Je n'ai pas de bonnes informations sur le sentiment des musulmans russes sur la question, mais ce que je sais me dit que leurs positions sont définies par leur relation aux autorités russes. Les partisans du régime tendent à en soutenir le positionnement, Syrie y compris, tandis que les opposants sympathiseront davantage avec l'EI. Mais autant que je sache, rien n'a été entrepris en solidarité avec les civils syriens, contre Assad ou le rôle de la Russie dans la guerre, par les musulmans russes.
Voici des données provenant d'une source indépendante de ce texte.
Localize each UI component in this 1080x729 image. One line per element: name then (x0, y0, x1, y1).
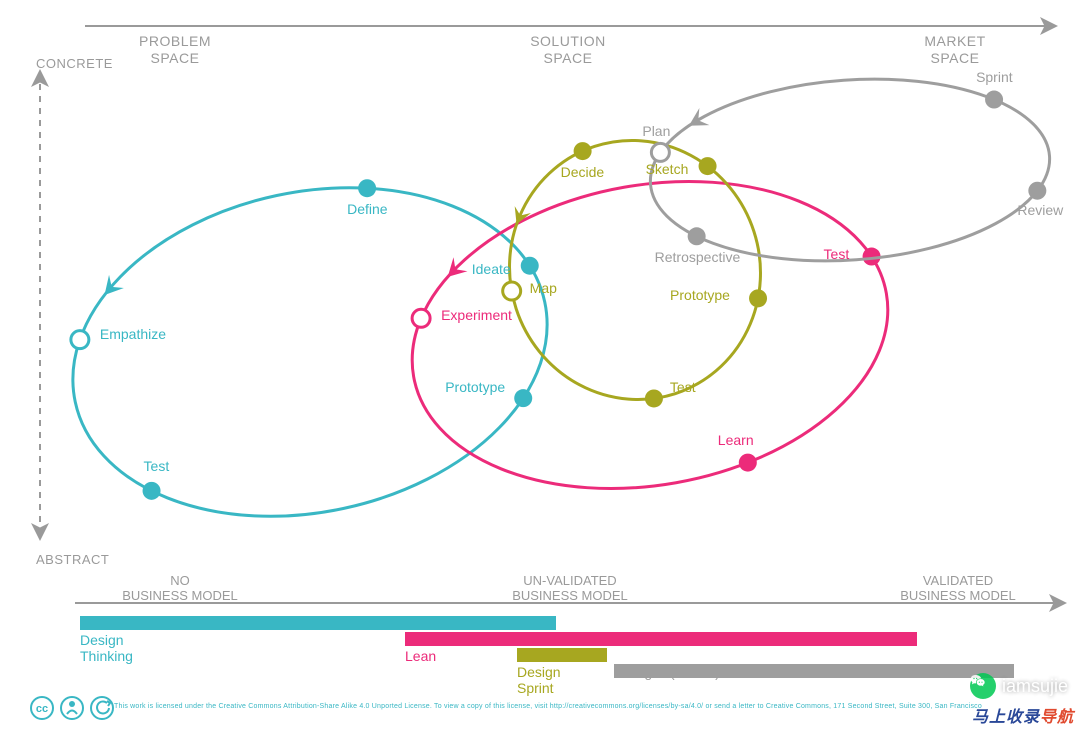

SyriaUntold: En Europe, se ranger du côté du régime syrien est devenu une tendance répandue dans de larges segments de la gauche traditionnelle (sous couvert d’ “anti-impérialisme”) et de l'extrême-droite (pour des motifs islamophobes et dans l'espoir de freiner l'afflux de réfugiés par des dictatures “laïques” stables). Un nombre croissant de décisionnaires réhabilitent aussi le régime Assad au prétexte qu'à leurs yeux, il est le moindre de deux maux (l'autre étant le djihadisme sunnite) et que collaborer avec lui aidera à restabiliser la sécurité mondiale. Y a-t-il des similitudes avec le paysage politique russe, et si non, en quoi ce dernier diffère-t-il de l'européen concernant la Syrie ?

Davidis: Les autorités russes, et les “experts” et médias de leur bord, utilisent ce genre d'éléments de langage. Mais en l'absence de vie politique et de débat public au sens occidental, ces arguments restent des instruments pour construire le soutien aux actions du pouvoir, plutôt qu'un sujet de débat politique et civique substantiel.

Le soutien au régime Assad et l'intervention militaire en Syrie reposent sur la position publique du pouvoir russe, qui est passivement partagée par une portion significative de la société russe. On peut définir cette position comme suit :

– Ce soutien est le moyen le plus naturel et efficace de combattre l'EI et les groupes terroristes comme lui, et une opportunité de les stopper loin des frontières de la Russie ;

– Le régime Assad, qui est légalement et démocratiquement élu et exerce la souveraineté de la Syrie, la défend contre l'agression extérieure, le terrorisme international et les révolutions de couleur hors du pays, est juridiquement et moralement justifié ;

– La participation à l'opération militaire en Syrie, le soutien et l'entretien d'un régime ami au Moyen-Orient, permettent à la Russie de contrer son ennemi géopolitique : l'Occident, et plus particulièrement, les Etats-Unis, tout en montrant la puissance et l'importance de la Russie, en testant de nouveaux matériels militaires, et en offrant une expérience de terrain à l'armée russe.